Customer data comes from various sources. However, most customer issues reach the company through contact centers. They act as a nerve center of customer interactions for organizations. So, it is safe to say that the effectiveness and efficiency of a contact center largely defines the customer experience for the organization.
As they act as ground-zero, or the first approach point for customer issues, companies need to be able to analyze the customer calls and integrate them with product and customer demographic data to yield crucial insights. Without the analytics of contact center customer data, businesses would not be able to earn customer loyalty, cross sell, upsell or take the necessary actions to stop a customer from moving to another brand. By analyzing contact center customer data, companies can:
- Predict better and understand the parameters which affect customer loyalty
- Identify products which have higher profitability
- Design accurate campaign strategies for specific customer targeting
- Better leverage the different messaging and communication platforms
Thus, mining contact center data can improve the overall customer experience as well as customer loyalty.
A 2014 Market Survey of Teradata found that, out of the 1,506 respondents, 92 percent agree that integrating data across teams can improve customer service. Forty-three percent of marketers say they now control their company’s customer data (up from 34 percent in 2013)—and a vast majority (83 percent) say they take an omni-channel approach to reaching customers.
Difficulties in Integrating Customer Data
The second important aspect in analytics and predictive churn management is integration of data from contacts across channels like CRM, call centers, customer survey, social media, etc. It is very important for companies to gain a unified, 360-degree view of their customers. However, this is easier said than done.
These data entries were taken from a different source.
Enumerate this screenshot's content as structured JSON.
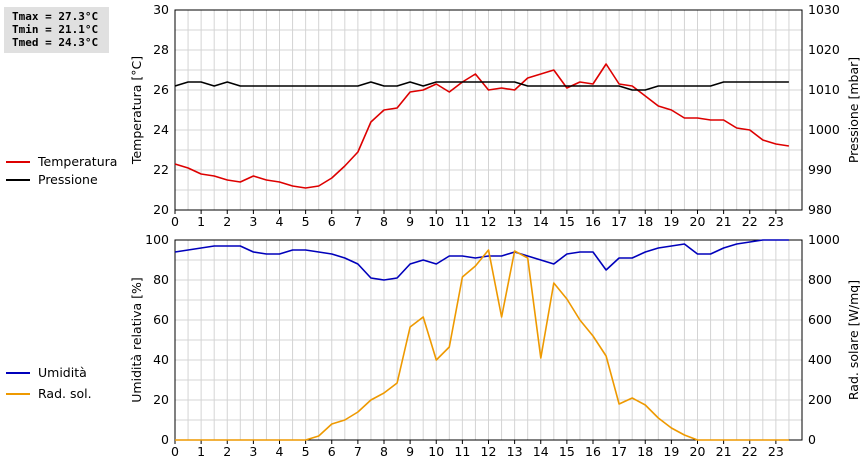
{
  "stats": {
    "tmax": "Tmax = 27.3°C",
    "tmin": "Tmin = 21.1°C",
    "tmed": "Tmed = 24.3°C"
  },
  "chart_data": [
    {
      "type": "line",
      "ylabel": "Temperatura [°C]",
      "y2label": "Pressione [mbar]",
      "ylim": [
        20,
        30
      ],
      "y2lim": [
        980,
        1030
      ],
      "xlim": [
        0,
        24
      ],
      "xticks": [
        "0",
        "1",
        "2",
        "3",
        "4",
        "5",
        "6",
        "7",
        "8",
        "9",
        "10",
        "11",
        "12",
        "13",
        "14",
        "15",
        "16",
        "17",
        "18",
        "19",
        "20",
        "21",
        "22",
        "23"
      ],
      "yticks": [
        "20",
        "22",
        "24",
        "26",
        "28",
        "30"
      ],
      "y2ticks": [
        "980",
        "990",
        "1000",
        "1010",
        "1020",
        "1030"
      ],
      "grid": true,
      "legend": "left",
      "series": [
        {
          "name": "Temperatura",
          "axis": "left",
          "color": "#dd0000",
          "x": [
            0,
            0.5,
            1,
            1.5,
            2,
            2.5,
            3,
            3.5,
            4,
            4.5,
            5,
            5.5,
            6,
            6.5,
            7,
            7.5,
            8,
            8.5,
            9,
            9.5,
            10,
            10.5,
            11,
            11.5,
            12,
            12.5,
            13,
            13.5,
            14,
            14.5,
            15,
            15.5,
            16,
            16.5,
            17,
            17.5,
            18,
            18.5,
            19,
            19.5,
            20,
            20.5,
            21,
            21.5,
            22,
            22.5,
            23,
            23.5
          ],
          "y": [
            22.3,
            22.1,
            21.8,
            21.7,
            21.5,
            21.4,
            21.7,
            21.5,
            21.4,
            21.2,
            21.1,
            21.2,
            21.6,
            22.2,
            22.9,
            24.4,
            25.0,
            25.1,
            25.9,
            26.0,
            26.3,
            25.9,
            26.4,
            26.8,
            26.0,
            26.1,
            26.0,
            26.6,
            26.8,
            27.0,
            26.1,
            26.4,
            26.3,
            27.3,
            26.3,
            26.2,
            25.7,
            25.2,
            25.0,
            24.6,
            24.6,
            24.5,
            24.5,
            24.1,
            24.0,
            23.5,
            23.3,
            23.2
          ]
        },
        {
          "name": "Pressione",
          "axis": "right",
          "color": "#000000",
          "x": [
            0,
            0.5,
            1,
            1.5,
            2,
            2.5,
            3,
            3.5,
            4,
            4.5,
            5,
            5.5,
            6,
            6.5,
            7,
            7.5,
            8,
            8.5,
            9,
            9.5,
            10,
            10.5,
            11,
            11.5,
            12,
            12.5,
            13,
            13.5,
            14,
            14.5,
            15,
            15.5,
            16,
            16.5,
            17,
            17.5,
            18,
            18.5,
            19,
            19.5,
            20,
            20.5,
            21,
            21.5,
            22,
            22.5,
            23,
            23.5
          ],
          "y": [
            1011,
            1012,
            1012,
            1011,
            1012,
            1011,
            1011,
            1011,
            1011,
            1011,
            1011,
            1011,
            1011,
            1011,
            1011,
            1012,
            1011,
            1011,
            1012,
            1011,
            1012,
            1012,
            1012,
            1012,
            1012,
            1012,
            1012,
            1011,
            1011,
            1011,
            1011,
            1011,
            1011,
            1011,
            1011,
            1010,
            1010,
            1011,
            1011,
            1011,
            1011,
            1011,
            1012,
            1012,
            1012,
            1012,
            1012,
            1012
          ]
        }
      ]
    },
    {
      "type": "line",
      "ylabel": "Umidità relativa [%]",
      "y2label": "Rad. solare [W/mq]",
      "ylim": [
        0,
        100
      ],
      "y2lim": [
        0,
        1000
      ],
      "xlim": [
        0,
        24
      ],
      "xticks": [
        "0",
        "1",
        "2",
        "3",
        "4",
        "5",
        "6",
        "7",
        "8",
        "9",
        "10",
        "11",
        "12",
        "13",
        "14",
        "15",
        "16",
        "17",
        "18",
        "19",
        "20",
        "21",
        "22",
        "23"
      ],
      "yticks": [
        "0",
        "20",
        "40",
        "60",
        "80",
        "100"
      ],
      "y2ticks": [
        "0",
        "200",
        "400",
        "600",
        "800",
        "1000"
      ],
      "grid": true,
      "legend": "left",
      "series": [
        {
          "name": "Umidità",
          "axis": "left",
          "color": "#0000bb",
          "x": [
            0,
            0.5,
            1,
            1.5,
            2,
            2.5,
            3,
            3.5,
            4,
            4.5,
            5,
            5.5,
            6,
            6.5,
            7,
            7.5,
            8,
            8.5,
            9,
            9.5,
            10,
            10.5,
            11,
            11.5,
            12,
            12.5,
            13,
            13.5,
            14,
            14.5,
            15,
            15.5,
            16,
            16.5,
            17,
            17.5,
            18,
            18.5,
            19,
            19.5,
            20,
            20.5,
            21,
            21.5,
            22,
            22.5,
            23,
            23.5
          ],
          "y": [
            94,
            95,
            96,
            97,
            97,
            97,
            94,
            93,
            93,
            95,
            95,
            94,
            93,
            91,
            88,
            81,
            80,
            81,
            88,
            90,
            88,
            92,
            92,
            91,
            92,
            92,
            94,
            92,
            90,
            88,
            93,
            94,
            94,
            85,
            91,
            91,
            94,
            96,
            97,
            98,
            93,
            93,
            96,
            98,
            99,
            100,
            100,
            100
          ]
        },
        {
          "name": "Rad. sol.",
          "axis": "right",
          "color": "#ee9900",
          "x": [
            0,
            0.5,
            1,
            1.5,
            2,
            2.5,
            3,
            3.5,
            4,
            4.5,
            5,
            5.5,
            6,
            6.5,
            7,
            7.5,
            8,
            8.5,
            9,
            9.5,
            10,
            10.5,
            11,
            11.5,
            12,
            12.5,
            13,
            13.5,
            14,
            14.5,
            15,
            15.5,
            16,
            16.5,
            17,
            17.5,
            18,
            18.5,
            19,
            19.5,
            20,
            20.5,
            21,
            21.5,
            22,
            22.5,
            23,
            23.5
          ],
          "y": [
            0,
            0,
            0,
            0,
            0,
            0,
            0,
            0,
            0,
            0,
            0,
            20,
            80,
            100,
            140,
            200,
            235,
            285,
            565,
            615,
            400,
            465,
            815,
            870,
            950,
            615,
            945,
            910,
            410,
            785,
            705,
            600,
            520,
            420,
            180,
            210,
            175,
            110,
            60,
            25,
            0,
            0,
            0,
            0,
            0,
            0,
            0,
            0
          ]
        }
      ]
    }
  ]
}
Some factors that make it difficult to build a 360-degree customer view are:
- Too many customer interaction points, and information from the different interactions are not usually stored together. The data could be anywhere in the organization—digital channels, CRM systems, customer support systems, call-centers, and so on.
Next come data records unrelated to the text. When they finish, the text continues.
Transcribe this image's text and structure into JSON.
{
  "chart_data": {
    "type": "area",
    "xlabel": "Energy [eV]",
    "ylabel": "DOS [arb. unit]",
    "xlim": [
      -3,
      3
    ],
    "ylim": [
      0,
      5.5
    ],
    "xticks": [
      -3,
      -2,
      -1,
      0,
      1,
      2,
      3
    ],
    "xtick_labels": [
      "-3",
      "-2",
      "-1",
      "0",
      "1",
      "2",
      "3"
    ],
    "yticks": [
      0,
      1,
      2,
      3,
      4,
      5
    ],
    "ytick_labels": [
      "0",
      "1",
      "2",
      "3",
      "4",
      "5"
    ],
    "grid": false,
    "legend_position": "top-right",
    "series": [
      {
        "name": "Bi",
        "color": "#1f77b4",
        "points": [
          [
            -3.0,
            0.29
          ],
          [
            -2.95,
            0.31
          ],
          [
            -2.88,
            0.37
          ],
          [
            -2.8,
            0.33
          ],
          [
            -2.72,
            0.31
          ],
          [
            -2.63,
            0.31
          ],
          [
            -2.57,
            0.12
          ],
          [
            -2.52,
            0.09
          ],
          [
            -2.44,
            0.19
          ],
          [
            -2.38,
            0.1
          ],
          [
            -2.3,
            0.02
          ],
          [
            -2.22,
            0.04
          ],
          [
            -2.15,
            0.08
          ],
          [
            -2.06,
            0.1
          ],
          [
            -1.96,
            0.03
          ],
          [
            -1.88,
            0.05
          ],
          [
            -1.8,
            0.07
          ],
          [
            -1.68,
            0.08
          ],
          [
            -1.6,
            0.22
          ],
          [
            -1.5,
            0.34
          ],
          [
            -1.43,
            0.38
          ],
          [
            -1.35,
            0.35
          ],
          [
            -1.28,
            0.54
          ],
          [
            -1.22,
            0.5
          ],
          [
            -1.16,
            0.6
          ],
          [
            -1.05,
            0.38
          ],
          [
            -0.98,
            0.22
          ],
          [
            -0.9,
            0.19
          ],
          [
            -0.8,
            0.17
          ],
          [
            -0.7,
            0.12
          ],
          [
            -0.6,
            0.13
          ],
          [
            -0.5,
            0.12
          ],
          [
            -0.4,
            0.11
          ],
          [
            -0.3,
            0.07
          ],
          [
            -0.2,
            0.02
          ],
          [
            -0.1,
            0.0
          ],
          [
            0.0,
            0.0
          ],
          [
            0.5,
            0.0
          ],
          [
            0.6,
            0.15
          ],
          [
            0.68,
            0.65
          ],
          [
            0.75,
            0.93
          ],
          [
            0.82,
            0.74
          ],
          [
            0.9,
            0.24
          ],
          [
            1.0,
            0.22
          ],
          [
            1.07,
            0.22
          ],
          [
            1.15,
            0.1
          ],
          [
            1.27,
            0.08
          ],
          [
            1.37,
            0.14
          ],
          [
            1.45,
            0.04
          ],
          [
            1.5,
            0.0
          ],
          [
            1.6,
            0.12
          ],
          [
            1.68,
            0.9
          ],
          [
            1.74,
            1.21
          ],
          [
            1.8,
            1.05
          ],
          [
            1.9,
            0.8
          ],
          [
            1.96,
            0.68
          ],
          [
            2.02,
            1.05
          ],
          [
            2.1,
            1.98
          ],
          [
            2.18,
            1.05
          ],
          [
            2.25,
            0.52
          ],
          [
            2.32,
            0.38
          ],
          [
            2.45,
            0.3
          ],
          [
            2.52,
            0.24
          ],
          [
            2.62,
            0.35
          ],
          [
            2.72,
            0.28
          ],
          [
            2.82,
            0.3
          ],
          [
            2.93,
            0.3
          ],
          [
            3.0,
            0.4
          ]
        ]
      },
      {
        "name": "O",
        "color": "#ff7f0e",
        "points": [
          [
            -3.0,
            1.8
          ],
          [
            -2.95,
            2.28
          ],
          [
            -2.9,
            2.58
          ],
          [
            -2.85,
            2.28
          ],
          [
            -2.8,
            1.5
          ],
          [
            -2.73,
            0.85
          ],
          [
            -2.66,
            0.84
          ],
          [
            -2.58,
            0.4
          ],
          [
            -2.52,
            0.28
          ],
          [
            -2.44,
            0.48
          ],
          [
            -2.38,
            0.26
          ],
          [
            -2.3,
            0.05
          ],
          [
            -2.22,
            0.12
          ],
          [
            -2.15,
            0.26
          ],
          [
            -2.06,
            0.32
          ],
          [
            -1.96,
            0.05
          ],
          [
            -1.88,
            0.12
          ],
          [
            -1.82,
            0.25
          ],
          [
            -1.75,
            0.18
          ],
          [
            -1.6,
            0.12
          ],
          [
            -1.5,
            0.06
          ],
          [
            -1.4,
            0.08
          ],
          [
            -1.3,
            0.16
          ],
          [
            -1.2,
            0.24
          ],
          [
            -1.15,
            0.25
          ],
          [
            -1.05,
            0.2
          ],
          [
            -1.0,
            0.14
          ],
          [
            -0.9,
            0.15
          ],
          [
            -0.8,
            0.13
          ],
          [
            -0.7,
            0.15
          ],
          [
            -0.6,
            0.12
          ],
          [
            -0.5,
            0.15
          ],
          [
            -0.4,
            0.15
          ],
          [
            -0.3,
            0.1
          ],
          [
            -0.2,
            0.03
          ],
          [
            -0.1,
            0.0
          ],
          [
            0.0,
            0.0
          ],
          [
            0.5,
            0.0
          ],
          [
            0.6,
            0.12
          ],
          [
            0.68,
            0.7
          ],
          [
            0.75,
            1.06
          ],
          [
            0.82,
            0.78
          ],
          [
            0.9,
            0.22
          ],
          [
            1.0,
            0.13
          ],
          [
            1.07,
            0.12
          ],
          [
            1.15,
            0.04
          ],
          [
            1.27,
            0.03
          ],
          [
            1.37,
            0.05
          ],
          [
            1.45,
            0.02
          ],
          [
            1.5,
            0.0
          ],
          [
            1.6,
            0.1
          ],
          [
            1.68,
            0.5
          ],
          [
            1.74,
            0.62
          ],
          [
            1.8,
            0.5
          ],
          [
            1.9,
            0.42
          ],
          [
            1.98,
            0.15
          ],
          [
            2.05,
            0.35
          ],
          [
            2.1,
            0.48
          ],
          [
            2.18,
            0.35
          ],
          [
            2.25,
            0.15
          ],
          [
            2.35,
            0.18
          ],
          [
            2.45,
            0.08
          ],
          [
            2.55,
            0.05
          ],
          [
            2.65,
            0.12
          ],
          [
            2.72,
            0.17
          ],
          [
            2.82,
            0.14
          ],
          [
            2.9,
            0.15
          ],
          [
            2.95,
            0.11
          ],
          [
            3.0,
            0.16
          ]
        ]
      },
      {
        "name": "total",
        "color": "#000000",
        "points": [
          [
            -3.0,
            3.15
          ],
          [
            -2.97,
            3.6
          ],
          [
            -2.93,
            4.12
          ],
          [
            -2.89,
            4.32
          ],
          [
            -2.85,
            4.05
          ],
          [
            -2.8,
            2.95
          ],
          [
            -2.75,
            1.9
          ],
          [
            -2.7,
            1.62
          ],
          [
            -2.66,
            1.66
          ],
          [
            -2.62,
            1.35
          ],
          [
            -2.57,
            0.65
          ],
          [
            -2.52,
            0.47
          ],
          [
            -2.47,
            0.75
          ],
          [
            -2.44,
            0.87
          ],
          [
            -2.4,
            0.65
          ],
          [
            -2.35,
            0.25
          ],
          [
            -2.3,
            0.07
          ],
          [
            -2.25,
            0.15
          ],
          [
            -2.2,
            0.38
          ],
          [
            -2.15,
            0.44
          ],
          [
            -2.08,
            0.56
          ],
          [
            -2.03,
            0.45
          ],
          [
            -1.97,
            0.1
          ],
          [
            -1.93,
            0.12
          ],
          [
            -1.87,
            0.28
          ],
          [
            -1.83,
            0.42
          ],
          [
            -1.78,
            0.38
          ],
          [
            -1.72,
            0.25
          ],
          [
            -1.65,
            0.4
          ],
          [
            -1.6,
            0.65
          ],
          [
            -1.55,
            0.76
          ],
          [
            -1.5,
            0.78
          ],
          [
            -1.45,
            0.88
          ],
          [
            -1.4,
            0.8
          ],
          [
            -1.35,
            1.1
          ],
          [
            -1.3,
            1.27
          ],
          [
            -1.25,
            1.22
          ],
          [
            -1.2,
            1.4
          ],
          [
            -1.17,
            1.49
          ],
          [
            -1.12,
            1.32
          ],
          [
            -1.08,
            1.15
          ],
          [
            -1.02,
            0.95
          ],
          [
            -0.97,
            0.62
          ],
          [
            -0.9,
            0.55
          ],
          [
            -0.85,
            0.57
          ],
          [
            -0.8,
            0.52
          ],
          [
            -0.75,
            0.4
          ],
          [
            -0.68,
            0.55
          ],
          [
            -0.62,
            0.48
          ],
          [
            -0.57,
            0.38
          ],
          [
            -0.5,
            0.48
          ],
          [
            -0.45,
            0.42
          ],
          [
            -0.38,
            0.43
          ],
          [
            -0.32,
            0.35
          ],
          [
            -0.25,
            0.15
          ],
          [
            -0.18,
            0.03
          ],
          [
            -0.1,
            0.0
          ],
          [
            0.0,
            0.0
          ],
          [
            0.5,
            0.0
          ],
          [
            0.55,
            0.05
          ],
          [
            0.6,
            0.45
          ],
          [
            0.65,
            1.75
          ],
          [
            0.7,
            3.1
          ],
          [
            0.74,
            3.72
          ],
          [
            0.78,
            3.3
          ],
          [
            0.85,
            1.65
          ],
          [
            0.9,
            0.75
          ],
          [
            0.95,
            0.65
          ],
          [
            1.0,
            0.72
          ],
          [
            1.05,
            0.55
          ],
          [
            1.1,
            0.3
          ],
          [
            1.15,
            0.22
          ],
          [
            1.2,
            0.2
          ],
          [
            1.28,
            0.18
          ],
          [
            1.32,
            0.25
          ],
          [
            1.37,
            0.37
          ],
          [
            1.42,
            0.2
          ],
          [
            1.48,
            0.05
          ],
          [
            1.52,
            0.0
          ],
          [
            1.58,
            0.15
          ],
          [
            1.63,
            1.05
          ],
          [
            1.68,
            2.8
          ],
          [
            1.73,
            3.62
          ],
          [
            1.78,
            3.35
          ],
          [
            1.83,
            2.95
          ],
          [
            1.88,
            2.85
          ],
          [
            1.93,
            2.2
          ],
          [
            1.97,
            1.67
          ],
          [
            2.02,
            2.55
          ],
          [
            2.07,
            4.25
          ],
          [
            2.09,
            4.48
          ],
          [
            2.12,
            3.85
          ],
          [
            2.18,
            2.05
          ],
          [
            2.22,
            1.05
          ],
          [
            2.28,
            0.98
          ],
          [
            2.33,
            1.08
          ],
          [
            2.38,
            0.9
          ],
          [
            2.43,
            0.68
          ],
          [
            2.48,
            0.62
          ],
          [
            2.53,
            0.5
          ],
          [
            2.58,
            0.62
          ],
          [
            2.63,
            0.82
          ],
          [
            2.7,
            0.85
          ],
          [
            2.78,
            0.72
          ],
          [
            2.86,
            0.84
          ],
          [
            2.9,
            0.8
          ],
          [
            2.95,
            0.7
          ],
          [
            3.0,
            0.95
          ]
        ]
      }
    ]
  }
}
- Diverse ways of customer identification. Each department creates their own customer ID formats, leading to confusion.
- The problem of Big Data. Companies have huge amounts of data, amounting to almost 100 million usage events in a single day! Storing this data, assigning individual subscriptions, indexing or reporting of this data is a huge problem.
Strategy for Integrating Customer Data
Integrating customer data from various sources would bring together the different pieces of the jigsaw puzzle and help in getting a clearer picture of the customer. Thus, through data integration, we get a holistic view of the customer to base the business strategy on. This in turn enables the organization to enhance sales by focusing on the most profitable customers and designing products, services and solutions which are in touch with the customer needs and wants, thus leading to increased customer loyalty and better marketing strategies.
While on the drive for customer data integration, there are a few key best practices to be followed.
- The first step is to understand the data, clean and format it. The data set commonalities need to be identified, followed with analysis unit identification (location, household, product groups individuals, customer groups, etc.). The analysis unit is dependent on the business objective.
- While integrating data, gaps or holes are found in certain data elements. The level of accuracy needs to be identified. This is followed by data mining, stating the hypothesis and analyzing the data.
The focus should be on unlocking customer-centric information. The analysis should be around the needs of the customer, what is important for the customer and why, the customer decision making map, basis for customer interaction and so on. Customer intelligence managers should analyze varied data sources to answer such questions.
Clearly, to complete the picture and unlock the full potential of analytics, the multi-channel customer information has to be intelligently integrated with the text analytics. The customer service agents need to be empowered with all the information on their screens working to provide inputs, suggestions and insight into what the customer is likely to purchase. This would help companies in effectively dealing with customer issues and planning more customer-centric strategies.